There is no greater proof of the importance of a great stylist: sometimes it can make the difference between life and death

I’ve been obsessed with The Hunger Games for a while (for those of you out there still not touched by the Games bug wondering what am I talking about, it is a trilogy written by Suzanne Collins – first of the three has been made into an accurate film, currently showing in cinemas around the world) and it felt only natural that at some point I would take some time to talk about Cinna, the stylist from the Hunger Games.

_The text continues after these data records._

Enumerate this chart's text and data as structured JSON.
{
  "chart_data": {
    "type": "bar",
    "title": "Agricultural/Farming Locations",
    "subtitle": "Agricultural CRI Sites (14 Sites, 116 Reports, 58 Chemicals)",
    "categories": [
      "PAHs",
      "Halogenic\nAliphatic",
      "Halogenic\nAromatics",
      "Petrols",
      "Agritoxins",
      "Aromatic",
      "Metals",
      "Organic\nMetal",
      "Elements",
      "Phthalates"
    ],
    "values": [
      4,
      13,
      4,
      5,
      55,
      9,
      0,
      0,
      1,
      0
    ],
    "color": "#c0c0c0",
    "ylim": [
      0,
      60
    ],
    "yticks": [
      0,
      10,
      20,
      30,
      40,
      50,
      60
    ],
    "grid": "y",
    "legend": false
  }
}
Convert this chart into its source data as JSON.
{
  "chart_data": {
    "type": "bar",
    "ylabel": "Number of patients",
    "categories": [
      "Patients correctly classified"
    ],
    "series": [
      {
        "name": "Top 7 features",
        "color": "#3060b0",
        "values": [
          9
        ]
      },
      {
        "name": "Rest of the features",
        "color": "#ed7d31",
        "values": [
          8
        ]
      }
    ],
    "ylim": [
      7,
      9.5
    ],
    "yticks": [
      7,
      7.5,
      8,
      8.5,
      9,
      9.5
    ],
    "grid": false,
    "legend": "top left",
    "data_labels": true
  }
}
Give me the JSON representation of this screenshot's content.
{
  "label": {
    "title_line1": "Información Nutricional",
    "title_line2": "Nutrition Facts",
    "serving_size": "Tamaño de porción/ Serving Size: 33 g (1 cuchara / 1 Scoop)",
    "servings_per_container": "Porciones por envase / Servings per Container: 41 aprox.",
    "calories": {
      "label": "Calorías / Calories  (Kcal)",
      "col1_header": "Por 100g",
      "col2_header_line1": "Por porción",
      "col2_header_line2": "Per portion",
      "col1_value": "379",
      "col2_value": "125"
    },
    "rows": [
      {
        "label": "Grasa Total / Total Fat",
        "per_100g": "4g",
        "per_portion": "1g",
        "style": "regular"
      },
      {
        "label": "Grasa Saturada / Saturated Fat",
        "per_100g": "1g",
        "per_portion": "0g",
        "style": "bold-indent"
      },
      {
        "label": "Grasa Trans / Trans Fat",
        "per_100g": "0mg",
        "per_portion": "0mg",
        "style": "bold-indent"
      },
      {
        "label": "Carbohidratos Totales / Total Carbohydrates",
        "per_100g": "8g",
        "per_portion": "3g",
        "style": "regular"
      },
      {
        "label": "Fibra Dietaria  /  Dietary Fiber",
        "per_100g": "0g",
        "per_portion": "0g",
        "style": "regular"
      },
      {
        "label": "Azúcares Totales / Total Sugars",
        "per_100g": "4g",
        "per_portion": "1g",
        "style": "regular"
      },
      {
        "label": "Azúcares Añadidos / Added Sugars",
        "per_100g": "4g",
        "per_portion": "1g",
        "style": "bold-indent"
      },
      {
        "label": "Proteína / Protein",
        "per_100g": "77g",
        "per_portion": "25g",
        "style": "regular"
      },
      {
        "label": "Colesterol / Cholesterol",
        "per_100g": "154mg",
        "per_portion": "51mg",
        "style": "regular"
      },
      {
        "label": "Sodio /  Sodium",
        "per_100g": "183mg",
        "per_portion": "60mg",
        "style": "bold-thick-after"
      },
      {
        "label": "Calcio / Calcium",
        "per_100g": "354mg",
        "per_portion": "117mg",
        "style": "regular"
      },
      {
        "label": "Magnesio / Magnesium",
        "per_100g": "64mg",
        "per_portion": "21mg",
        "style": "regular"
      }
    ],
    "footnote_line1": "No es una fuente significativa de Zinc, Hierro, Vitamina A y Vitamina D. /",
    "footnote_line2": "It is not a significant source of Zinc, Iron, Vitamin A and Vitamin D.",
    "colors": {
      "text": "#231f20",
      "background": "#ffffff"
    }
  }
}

Brilliantly brough to life by Lenny Kravitz, Cinna is the stylist of the tribune from District 12, Katniss (the main character), who is sent into the Hunger Games arena to fight to the death against other 23 teenagers (one of which is Peeta, the boy from her own district who is also in love with her), until only one would be crowned victor. Cinna’s outfits were made to play up Katniss’ image as “the girl on fire”: Katniss’s first outfit was a simple black unitard, and a black cape that was lit with realistic-looking fake flames to make her look powerful and symbolise her district’s mining heritage.

Source: crushable.com

Her second dress was covered with jewels creating fire designs, so she is remembered as the ‘girl who was on fire’ from her first appearance. When she twirled, she looked like she was engulfed in pure flames. “I am not pretty. I am not beautiful. I am as radiant as the sun.” Katniss’s third dress (nicknamed her “innocent dress”), falls to her knees and is a soft candle light yellow and she is wearing it after she and Peeta win the Hunger Games for their broadcasted appearance as victors. The purpose of this dress was to calm the spirits of the Capitol against her, as she was seen as a rebel for defying the rules of the Hunger Games.

His fourth dress is a fitted black jumpsuit, with a crown and it “comes to life as fire” turning different colors like a burning coal, which she is wearing at the 75th Hunger Games parade, meant to reinforce her ‘girl on fire’ image. Katniss’s fifth dress is a long white gown, completed with pearls. Cinna secretly altered the dress so that when she twirled and lifted her arms, she would become a mockingjay, the symbol of the rebellion against the Capitol.

Her being remembered by the crowds ensures sponsors flock the help her out during the games, hence keeping her alive,  and also rallies the rebels together. There must be no underestimation of how important the job of the stylist was to solidify the message which she sends across. And the fact that a stylist is an important character in a book that sold million of copies around the world and that the stylist is no longer the shadow of a celebrity but has even entered the realm of literature can only mean one thing: its the stylist’s turn to be ‘on fire’!